L’agent de sécurité du chantier dans la tourmente
Akim s’est renseigné sur le Buddha Blue et informe Thierry qu’il s’agit d’un cannabinoïde de synthèse, mais considéré comme stupéfiant. Les principaux consommateurs sont des jeunes et cette drogue de synthèse est utilisée sous la forme d’un liquide à inhaler dans les cigarettes électroniques. Le Buddha Blue ne contient aucun THC, l’une des molécules contenues dans le cannabis, mais en mime les effets. C’est ce qu’on appelle le « zombie-like ». Et comme elle ne contient pas de THC, les tests de la police ne la détectent pas. Thierry est retenu sur l’affaire de l’incendie criminel du chantier et laisse à Akim le soin de creuser davantage le sujet. Mais ce dernier ne cesse de penser à Margot. Il tente de la joindre à plusieurs reprises, seulement, elle rejette ses appels. Akim finit par lui laisser un message sur son répondeur afin qu’elle le rappelle. Après son service, Akim passe à la ferme récupérer ses affaires. Noémie saisit cette occasion pour lui demander ce qu’il s’est passé pour qu’il change à ce point. Mais Akim s’en va sans lui donner d’explications. Noémie accuse le coup difficilement et fond en larmes.

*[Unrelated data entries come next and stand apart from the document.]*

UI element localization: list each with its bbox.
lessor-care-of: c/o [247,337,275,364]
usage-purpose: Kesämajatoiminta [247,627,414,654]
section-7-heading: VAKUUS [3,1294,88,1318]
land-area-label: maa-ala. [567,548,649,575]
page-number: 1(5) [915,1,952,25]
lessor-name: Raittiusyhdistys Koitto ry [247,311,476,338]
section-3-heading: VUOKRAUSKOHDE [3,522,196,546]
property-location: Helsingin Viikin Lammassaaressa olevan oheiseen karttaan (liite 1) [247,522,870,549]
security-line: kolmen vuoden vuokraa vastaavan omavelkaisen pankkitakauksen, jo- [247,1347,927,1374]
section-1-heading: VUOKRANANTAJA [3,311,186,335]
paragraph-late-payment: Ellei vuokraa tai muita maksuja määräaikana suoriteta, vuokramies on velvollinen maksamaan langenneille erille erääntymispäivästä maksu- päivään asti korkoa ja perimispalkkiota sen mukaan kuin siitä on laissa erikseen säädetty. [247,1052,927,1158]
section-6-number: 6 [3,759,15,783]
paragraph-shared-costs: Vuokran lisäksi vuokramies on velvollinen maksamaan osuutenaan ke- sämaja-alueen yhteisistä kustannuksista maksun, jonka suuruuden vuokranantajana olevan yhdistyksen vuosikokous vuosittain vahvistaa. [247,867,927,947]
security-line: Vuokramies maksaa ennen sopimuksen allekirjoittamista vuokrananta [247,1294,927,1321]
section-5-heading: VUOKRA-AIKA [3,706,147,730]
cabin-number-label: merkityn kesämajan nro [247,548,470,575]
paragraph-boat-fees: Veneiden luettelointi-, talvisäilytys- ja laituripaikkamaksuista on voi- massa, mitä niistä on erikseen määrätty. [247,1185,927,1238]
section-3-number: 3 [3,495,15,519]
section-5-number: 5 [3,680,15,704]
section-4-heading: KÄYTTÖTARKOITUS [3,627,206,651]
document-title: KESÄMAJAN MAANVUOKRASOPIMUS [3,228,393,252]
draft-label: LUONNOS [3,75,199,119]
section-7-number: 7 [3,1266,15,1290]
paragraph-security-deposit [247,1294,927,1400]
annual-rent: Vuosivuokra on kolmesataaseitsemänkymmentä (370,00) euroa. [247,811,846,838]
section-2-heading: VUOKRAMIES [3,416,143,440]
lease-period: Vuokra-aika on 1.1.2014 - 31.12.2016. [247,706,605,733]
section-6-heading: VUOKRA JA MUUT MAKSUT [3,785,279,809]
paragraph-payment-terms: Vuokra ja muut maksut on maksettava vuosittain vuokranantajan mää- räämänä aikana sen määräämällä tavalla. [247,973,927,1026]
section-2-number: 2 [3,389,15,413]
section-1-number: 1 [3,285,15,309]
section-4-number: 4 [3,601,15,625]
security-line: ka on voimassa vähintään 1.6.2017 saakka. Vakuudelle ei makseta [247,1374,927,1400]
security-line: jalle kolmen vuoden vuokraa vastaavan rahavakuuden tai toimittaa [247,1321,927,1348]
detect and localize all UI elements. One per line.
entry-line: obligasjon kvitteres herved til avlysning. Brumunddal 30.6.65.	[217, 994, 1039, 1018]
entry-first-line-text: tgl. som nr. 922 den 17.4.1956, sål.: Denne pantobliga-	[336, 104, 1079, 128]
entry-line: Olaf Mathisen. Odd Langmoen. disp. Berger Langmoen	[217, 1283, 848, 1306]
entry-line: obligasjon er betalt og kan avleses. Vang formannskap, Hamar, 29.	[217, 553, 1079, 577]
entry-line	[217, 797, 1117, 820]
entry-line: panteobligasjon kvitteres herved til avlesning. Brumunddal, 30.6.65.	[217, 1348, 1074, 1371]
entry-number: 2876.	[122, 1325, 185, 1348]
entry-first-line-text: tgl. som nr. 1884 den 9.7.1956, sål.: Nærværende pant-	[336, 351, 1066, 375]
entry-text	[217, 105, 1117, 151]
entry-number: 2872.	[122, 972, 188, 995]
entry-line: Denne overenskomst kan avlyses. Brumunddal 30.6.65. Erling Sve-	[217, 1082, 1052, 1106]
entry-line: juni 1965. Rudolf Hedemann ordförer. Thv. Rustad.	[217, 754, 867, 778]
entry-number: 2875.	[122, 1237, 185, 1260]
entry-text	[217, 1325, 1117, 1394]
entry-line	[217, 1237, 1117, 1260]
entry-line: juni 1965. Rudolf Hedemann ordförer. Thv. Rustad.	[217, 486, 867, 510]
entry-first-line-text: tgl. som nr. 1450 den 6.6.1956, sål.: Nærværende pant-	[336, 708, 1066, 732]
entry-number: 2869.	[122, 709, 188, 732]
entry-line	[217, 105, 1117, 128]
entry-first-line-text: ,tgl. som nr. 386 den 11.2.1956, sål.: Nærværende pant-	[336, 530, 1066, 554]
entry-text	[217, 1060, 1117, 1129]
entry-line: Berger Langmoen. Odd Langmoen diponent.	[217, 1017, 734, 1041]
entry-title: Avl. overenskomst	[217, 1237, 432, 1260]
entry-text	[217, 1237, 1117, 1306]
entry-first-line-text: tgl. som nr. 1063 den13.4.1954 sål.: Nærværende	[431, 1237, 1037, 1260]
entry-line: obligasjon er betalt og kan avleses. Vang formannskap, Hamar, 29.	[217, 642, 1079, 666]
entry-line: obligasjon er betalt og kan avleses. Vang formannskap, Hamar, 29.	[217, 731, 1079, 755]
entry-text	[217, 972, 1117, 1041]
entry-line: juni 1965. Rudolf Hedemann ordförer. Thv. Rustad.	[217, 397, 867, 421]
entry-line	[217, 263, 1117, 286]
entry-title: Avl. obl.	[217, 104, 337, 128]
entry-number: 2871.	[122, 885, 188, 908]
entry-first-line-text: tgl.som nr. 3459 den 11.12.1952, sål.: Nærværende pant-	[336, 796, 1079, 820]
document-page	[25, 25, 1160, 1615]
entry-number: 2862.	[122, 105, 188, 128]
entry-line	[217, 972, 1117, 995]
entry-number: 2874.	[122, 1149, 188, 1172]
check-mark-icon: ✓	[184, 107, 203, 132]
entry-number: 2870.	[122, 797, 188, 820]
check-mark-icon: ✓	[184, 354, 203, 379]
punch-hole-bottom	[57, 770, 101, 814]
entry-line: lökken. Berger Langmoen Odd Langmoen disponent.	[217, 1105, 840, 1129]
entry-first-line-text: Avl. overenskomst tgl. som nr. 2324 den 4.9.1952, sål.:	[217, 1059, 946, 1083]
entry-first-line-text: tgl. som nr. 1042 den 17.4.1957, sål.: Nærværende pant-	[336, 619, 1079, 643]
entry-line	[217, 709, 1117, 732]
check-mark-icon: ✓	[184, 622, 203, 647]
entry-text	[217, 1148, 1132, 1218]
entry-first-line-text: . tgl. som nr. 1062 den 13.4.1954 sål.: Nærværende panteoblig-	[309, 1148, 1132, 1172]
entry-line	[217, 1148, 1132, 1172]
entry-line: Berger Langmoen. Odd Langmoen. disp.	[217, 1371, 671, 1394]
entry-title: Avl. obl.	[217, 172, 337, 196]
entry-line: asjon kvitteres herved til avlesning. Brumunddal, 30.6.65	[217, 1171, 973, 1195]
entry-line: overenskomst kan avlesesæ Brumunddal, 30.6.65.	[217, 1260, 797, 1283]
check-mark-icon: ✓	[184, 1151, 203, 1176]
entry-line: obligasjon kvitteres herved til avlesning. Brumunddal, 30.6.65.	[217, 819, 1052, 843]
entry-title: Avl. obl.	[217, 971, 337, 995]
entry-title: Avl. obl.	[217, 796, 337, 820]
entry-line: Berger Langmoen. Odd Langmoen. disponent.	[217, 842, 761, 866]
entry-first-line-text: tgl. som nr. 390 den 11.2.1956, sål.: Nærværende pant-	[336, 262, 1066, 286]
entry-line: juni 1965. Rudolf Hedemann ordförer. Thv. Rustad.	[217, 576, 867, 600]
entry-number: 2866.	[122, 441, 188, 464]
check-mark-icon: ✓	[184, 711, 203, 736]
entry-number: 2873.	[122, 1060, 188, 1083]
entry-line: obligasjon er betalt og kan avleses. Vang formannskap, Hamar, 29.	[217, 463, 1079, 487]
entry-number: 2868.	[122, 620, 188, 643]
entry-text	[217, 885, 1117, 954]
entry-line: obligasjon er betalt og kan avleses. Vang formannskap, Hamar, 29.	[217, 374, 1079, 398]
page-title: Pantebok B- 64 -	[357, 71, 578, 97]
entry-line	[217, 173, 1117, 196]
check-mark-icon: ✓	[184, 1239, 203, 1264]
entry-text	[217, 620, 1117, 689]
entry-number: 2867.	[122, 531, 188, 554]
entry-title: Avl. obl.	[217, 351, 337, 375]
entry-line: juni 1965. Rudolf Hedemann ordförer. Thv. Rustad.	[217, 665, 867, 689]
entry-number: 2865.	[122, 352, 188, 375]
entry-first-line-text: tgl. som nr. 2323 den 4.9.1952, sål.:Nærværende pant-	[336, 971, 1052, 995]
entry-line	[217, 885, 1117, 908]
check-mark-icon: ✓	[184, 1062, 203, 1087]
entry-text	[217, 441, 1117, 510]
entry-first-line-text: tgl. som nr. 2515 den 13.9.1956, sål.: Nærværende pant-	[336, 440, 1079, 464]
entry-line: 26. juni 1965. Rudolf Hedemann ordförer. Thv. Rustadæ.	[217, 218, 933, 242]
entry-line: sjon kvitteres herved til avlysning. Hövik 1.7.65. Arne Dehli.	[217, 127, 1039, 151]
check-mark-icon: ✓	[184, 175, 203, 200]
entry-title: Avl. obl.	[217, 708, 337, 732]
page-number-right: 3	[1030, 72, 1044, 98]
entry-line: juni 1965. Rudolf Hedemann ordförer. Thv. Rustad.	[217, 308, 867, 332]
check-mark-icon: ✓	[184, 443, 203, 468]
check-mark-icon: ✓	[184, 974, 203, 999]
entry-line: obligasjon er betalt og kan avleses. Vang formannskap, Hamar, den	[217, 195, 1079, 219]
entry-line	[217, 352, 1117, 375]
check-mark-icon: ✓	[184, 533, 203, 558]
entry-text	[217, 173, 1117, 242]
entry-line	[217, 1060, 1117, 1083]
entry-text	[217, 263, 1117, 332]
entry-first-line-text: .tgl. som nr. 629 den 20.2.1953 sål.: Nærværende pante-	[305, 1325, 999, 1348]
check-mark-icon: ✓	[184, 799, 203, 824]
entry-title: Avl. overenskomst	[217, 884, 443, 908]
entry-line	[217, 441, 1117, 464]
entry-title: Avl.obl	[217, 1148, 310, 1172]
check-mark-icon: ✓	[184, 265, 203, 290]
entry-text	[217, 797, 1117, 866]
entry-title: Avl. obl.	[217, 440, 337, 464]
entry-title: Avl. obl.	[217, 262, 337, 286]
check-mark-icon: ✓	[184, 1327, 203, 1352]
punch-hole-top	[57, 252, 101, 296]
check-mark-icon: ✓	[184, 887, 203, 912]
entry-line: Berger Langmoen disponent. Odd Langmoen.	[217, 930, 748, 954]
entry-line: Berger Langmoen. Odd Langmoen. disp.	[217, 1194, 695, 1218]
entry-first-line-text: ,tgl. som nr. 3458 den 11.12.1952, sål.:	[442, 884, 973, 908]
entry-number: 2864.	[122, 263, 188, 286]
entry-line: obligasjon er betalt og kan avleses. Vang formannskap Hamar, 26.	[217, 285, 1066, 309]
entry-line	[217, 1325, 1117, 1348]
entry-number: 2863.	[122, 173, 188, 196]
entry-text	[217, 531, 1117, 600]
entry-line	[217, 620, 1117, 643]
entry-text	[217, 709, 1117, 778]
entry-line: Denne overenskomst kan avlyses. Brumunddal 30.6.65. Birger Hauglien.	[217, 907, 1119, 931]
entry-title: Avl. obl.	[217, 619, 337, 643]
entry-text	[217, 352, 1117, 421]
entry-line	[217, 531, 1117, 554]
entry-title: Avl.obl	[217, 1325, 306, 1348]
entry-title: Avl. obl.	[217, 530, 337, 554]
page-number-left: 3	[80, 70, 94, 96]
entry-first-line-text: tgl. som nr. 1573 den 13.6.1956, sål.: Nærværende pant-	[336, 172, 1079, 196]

Claudine Becker reçoit dans son bureau François Laumière. L’avocate suggère au père de Laurine d’investir dans l’art contemporain, mais avec ce qui lui coûte l’immobilisation du chantier, François n’aura bientôt plus rien à défiscaliser. Il ne comprend pas d’ailleurs pourquoi les scellés n’ont toujours pas été levés sur le chantier alors que la police tient le coupable. Claudine l’ignore. Elle a contacté le procureur à ce sujet pour en savoir davantage, mais il n’a rien voulu lui dire. Dans la foulée, elle reçoit un appel de Milo Pelletier, le promoteur. Il est convoqué au commissariat. Claudine se rend sur place pour assister à l’interrogatoire. Yann explique à Milo Pelletier qu’il l’a fait venir parce qu’il a besoin de l’entendre au sujet de l’agent de sécurité du chantier. Milo travaille avec lui depuis une quinzaine d’années et n’a jamais rien entendu à son sujet. Yann lui demande s’il le pense capable d’agissements suspects comme de trafic de matériaux. Le promoteur écarte cette idée d’un revers de la main. Son agent de sécurité a toute sa confiance. De son côté, Elise auditionne l’agent de sécurité et lui montre une photo de la victime de l’incendie criminel du chantier. Il affirme ne l’avoir jamais vue. Elise est dubitative d’autant plus que la victime dormait sur le chantier probablement depuis plusieurs jours. L’agent de sécurité raconte ensuite ce qu’il s’est passé le soir de l’incendie. Il s’est endormi en regardant une vidéo et il a été réveillé par les fumées de l’incendie. Il ne l’a pas dit plus tôt de peur d’être renvoyé. Elise trouve son alibi un peu trop léger et l’informe de son placement en garde à vue.
Le soir venu, Thierry apprend à Elise et Yann que l’agent de sécurité a assuré la surveillance sur trois des chantiers sur lesquels la victime a travaillé ces deux dernières années. L’agent de sécurité a menti. Contrairement à ce qu’il assure, il connaissait forcément la victime.